= Balancing of rotating masses =

Mechanical vibration

The balancing of rotating bodies is the process of minimizing vibration. Heavy industrial machines such as gas turbines and electric generators can cause catastrophic failure, as well as noise and discomfort. In the case of a narrow wheel, balancing simply involves moving the center of gravity to the center of rotation. Both force and couple polygons should be close enough to prevent the effect of centrifugal force in order to be completely balanced. It is important to design the machine parts wisely so that the unbalance is reduced up to the minimum possible level or eliminated.

== Static balance ==
Static balance occurs when the center of gravity of an object is on the axis of rotation. The object can therefore remain stationary, with the axis horizontal, without the application of any braking force. It has no tendency to rotate due to the force of gravity. This is seen in bike wheels where the reflective plate is placed opposite the valve to distribute the center of mass to the center of the wheel. Other examples include grindstones, discs or car wheels. Verifying static balance requires the freedom for the object to rotate with as little friction as possible.

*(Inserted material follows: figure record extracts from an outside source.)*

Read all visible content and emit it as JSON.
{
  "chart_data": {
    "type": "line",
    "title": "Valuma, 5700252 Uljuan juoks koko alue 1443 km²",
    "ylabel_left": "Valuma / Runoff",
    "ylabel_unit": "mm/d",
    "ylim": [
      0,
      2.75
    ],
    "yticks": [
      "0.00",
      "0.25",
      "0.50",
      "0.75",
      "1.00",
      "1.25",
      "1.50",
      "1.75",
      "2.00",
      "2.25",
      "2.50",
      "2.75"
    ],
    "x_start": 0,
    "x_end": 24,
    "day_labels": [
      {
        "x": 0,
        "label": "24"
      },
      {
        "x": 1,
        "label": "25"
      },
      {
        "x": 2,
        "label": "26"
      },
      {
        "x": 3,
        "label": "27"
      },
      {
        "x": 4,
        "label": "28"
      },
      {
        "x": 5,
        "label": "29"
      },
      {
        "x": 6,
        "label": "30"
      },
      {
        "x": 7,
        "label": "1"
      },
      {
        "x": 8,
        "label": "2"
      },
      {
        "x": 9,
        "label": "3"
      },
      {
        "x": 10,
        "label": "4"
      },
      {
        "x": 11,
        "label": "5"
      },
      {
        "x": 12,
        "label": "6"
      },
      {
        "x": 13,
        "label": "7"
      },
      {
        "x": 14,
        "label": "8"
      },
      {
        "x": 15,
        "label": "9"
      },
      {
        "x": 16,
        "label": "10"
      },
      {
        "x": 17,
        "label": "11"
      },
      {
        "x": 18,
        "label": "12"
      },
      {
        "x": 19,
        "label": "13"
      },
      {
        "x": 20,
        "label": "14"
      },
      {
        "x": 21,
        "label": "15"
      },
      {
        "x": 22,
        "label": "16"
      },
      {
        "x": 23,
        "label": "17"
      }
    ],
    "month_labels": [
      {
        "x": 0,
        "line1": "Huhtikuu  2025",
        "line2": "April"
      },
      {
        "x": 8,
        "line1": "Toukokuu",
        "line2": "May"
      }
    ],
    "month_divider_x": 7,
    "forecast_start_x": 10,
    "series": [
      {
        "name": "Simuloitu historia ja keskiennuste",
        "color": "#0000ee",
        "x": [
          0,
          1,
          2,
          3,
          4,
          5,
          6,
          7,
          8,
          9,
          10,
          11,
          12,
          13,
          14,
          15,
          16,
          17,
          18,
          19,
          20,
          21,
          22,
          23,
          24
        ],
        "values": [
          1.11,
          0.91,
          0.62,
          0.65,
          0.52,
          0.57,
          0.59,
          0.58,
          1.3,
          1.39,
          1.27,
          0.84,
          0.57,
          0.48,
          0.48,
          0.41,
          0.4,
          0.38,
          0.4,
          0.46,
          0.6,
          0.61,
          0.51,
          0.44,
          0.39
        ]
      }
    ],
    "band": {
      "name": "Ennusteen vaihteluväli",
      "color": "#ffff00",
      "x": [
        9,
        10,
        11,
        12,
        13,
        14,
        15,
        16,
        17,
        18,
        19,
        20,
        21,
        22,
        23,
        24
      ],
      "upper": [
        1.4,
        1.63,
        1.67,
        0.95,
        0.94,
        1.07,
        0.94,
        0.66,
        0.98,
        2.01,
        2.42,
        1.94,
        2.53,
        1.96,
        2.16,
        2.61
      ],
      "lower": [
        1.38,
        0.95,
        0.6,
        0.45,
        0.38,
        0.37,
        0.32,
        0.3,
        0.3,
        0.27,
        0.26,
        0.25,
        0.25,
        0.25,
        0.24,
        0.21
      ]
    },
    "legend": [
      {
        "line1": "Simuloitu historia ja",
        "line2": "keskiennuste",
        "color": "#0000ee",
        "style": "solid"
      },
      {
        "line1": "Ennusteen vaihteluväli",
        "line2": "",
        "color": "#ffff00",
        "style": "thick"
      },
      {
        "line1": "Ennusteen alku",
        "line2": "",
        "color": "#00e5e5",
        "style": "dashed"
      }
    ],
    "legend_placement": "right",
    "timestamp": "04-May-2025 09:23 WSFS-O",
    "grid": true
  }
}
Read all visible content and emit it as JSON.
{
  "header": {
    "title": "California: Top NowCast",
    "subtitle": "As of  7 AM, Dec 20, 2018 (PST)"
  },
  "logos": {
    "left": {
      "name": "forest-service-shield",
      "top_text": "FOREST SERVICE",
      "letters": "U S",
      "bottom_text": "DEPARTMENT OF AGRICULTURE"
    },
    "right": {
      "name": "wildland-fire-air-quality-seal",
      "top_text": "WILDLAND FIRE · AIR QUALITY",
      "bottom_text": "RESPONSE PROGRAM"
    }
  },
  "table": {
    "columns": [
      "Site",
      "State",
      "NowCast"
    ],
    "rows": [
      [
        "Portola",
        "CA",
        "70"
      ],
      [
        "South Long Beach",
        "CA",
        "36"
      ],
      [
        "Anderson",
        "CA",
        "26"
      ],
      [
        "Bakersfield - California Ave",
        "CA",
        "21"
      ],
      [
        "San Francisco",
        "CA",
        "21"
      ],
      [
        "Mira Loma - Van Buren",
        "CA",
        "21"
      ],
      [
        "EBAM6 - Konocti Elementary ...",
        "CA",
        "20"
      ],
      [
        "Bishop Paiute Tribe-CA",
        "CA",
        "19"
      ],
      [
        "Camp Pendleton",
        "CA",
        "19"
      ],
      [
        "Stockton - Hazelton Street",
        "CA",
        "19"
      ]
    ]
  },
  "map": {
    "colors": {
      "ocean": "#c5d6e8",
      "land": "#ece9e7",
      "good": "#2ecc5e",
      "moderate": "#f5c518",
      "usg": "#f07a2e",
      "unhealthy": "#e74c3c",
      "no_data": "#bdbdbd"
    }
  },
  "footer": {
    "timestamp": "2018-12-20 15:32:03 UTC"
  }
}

This may be provided with sharp, hardened knife edges, adjusted to be both horizontal and parallel. Alternatively, a pair of free-running ball bearing races is substituted for each knife edge, which relaxed the horizontal and parallel requirement. The object is either axially symmetrical like a wheel or must be provided with an axle. It is slowly spun, and when it comes to rest, it will stop at a random position if statically balanced. An adhesive or clip on weight is securely attached to achieve balance if not balanced correctly.

== Dynamic balance ==

Rotating shaft unbalanced by two identical attached weights, which causes a counterclockwise centrifugal couple Cd that must be resisted by a clockwise couple Fℓ = Cd exerted by the bearings. The figure is drawn from the viewpoint of a frame rotating with the shaft, hence the centrifugal forces.

A rotating system of mass is in dynamic balance when the rotation does not produce any resultant centrifugal force or couple. The system rotates without requiring the application of any external force or couple, other than that required to support its weight. If a system is initially unbalanced, to avoid the stress upon the bearings caused by the centrifugal couple, counterbalancing weights must be added.

This is seen when a bicycle wheel gets a buckled rim. The wheel will not rotate to a preferred position but because some rim mass is offset, there is a wobbling couple leading to a dynamic vibration. If the spokes on this wheel cannot be adjusted to center the rim, an alternative method is used to provide dynamic balance.

The three requirements to correct dynamic imbalance are a means of spinning the object, a frame to allow the object to vibrate perpendicular to its rotation axis and a means to detect the imbalance by sensing its vibrating displacement, vibration velocity or (ideally) its instantaneous acceleration.

If the object is disk-like, weights may be attached near the rim to reduce the sensed vibration. This is called one-plane dynamic balancing. If the object is cylinder or rod-like, it may be preferable to execute two-plane balancing, which holds one end's spin axis steady, while the other end's vibration is reduced. Then the near end is freed to vibrate, while the far end spin axis is fixed, and vibration is again reduced. In precision work, this two plane measurement may be iterated.

Dynamic balancing was formerly the province of expensive equipment, but users with just occasional need to quench running vibrations may use the built in accelerometers of a smart phone and a spectrum analysis application. A less tedious means of achieving dynamic balance requires four measurements: Initial imbalance reading and imbalance reading with a test mass attached on a reference point, then the test mass moves to 120 degrees ahead and again imbalanced. Finally, the test mass moves to 120 degrees behind the reference point. These four readings are sufficient to define the size and position of a final mass to achieve good balance.

For production balancing, the phase of dynamic vibration is observed with its amplitude. This allows one-shot dynamic balance to be achieved with a single spin, by adding a mass of internally calculated size in a calculated position. This is the method commonly used to dynamically balance automobile wheels with tire installed by means of clip-on lead (or currently zinc) 'wheel weights'.

== Unbalanced systems ==

When an unbalanced system is rotating, periodic linear and/or torsional forces are generated which are perpendicular to the axis of rotation. The periodic nature of these forces is commonly experienced as vibration. These off-axis vibration forces may exceed the design limits of individual machine elements, reducing the service life of these parts. For instance, a bearing may be subjected to perpendicular torsion forces that would not occur in a nominally balanced system, or the instantaneous linear forces may exceed the limits of the bearing. Such excessive forces will cause failure in bearings in short time periods. Shafts with unbalanced masses can be bent by the forces and experience fatigue failure.

Under conditions where rotating speed is very high even though the mass is low, as in gas turbines or jet engines, or under conditions where rotating speed is low but the mass is high, as in ship propellers, balance of the rotating system should be highly considered, because it may generate large vibrations and cause failure of the whole system.